Similarly, Udio’s CEO David Ding is quoted saying that his system needs to “train on a large amount of publicly-available and high-quality music…[the] best quality music that’s out there…obtained from the internet.” As the complaints note, “publicly-available” is a term the GAI companies like to use in PR statements, but this is not synonymous with the “public domain.” Most in-copyright works are publicly available, and Ding’s statement that sound recordings were “obtained from the internet” is, again, acknowledging that unlicensed copying—and a lot of it—occurred for the purpose of training the Udio model.
All Eyes on Fair Use
When the first Gen AI lawsuits dropped, I thought the developers might try harder to claim that no copyright infringement occurs on the basis that what’s happening inside their machines does not “copy” protected works. All that nonsense about machines “learning” the same way human artists learn, when combined with an invisible or complex process, seemed to be leading toward that argument in court. Instead, whether the evidence of copying is too obvious, or the developers are too hubristic, it appears—certainly in this case—that the Gen AI companies are stipulating to a valid infringement claim and jumping straight to a presumption that they will be rescued by a fair use defense.
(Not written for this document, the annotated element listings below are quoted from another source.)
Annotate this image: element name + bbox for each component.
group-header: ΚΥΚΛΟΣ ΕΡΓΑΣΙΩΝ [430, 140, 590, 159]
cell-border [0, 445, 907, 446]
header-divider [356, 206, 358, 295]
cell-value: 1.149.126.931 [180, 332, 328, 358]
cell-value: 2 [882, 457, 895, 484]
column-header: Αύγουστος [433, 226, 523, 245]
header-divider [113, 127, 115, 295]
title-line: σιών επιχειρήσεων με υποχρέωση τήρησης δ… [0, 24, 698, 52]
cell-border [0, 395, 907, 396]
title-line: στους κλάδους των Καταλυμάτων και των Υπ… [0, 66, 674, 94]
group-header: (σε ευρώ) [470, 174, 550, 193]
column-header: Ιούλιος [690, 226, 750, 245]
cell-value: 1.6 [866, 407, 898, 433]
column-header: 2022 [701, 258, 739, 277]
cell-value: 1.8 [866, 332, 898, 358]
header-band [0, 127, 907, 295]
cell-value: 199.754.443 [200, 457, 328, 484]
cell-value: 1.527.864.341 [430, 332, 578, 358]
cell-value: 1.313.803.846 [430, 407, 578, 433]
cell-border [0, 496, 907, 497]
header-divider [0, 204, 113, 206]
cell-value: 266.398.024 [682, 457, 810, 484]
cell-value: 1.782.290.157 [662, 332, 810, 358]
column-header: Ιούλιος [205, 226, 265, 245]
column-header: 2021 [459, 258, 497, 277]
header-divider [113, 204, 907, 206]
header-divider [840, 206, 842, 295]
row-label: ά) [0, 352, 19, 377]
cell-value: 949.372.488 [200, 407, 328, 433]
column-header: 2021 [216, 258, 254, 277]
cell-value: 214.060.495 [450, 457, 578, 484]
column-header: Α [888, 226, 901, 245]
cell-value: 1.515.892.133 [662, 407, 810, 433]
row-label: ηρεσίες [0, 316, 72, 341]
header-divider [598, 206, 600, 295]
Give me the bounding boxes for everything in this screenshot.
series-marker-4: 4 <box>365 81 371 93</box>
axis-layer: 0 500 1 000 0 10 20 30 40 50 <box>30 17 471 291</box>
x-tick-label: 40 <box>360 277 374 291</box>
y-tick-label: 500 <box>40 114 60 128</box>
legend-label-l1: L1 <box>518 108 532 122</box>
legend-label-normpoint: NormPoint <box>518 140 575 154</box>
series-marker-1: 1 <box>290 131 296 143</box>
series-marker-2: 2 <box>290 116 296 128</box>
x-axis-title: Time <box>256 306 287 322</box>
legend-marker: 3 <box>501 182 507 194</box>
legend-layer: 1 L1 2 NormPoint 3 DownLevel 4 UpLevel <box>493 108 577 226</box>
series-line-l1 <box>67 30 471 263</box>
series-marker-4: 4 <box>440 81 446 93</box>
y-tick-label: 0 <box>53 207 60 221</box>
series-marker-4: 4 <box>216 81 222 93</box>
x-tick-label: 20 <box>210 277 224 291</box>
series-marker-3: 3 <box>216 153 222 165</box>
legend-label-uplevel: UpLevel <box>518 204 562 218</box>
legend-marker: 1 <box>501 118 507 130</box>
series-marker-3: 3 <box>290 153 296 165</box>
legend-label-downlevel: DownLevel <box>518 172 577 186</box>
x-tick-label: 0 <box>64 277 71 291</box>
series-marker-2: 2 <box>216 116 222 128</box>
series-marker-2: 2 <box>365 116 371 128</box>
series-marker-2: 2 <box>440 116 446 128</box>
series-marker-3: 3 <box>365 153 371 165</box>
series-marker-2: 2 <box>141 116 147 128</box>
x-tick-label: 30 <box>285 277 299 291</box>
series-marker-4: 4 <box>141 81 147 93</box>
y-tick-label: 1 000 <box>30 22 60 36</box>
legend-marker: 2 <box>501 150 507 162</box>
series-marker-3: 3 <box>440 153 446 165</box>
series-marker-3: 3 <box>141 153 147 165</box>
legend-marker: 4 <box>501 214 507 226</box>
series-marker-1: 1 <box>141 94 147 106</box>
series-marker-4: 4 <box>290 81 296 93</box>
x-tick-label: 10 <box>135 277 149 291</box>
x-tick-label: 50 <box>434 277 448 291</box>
As mentioned above, and as the complaints note, the assertion of fair use is itself a tacit admission that a prima facie claim of copyright infringement exists. While it will only be fun to unpack the real fair use responses when Suno and Udio submit those documents to the courts, the labels’ complaints already present rationales as to why all four factors disfavor a finding of fair use. Going forward, the fair use discussion will emphasize factors one and four—the purpose of the use and the potential market harm to the works used, respectively.
The most compelling discussion will address the extent to which the courts find that Suno and Udio’s use of the works serve a “transformative” purpose under factor one. Not only will this consideration have major implications for every Gen AI developer, but it will also be the ideological hill on which the pro and anti-copyright forces will clash. The ongoing (if repetitive) debate that pits alleged progress against allegedly outdated copyright law may be won or lost on the transformative test in these cases.
On that subject, both complaints use the language “far from transformative” to describe Suno and Udio—and I agree. Just because Gen AI is novel, or even impressive, these products do not make transformative use of protected works in a manner that furthers the purpose of copyright law, which is to foster, not replace, human authorship. This essential consideration for finding transformativeness is tacitly acknowledged by the Gen AI lobbyists and cheerleaders who insist that “copyright law must change” in for the sake of Gen AI. If the law “has to change,” then clearly, the law does not support the conduct at issue. These and other contradictions will be exciting to follow as these cases proceed.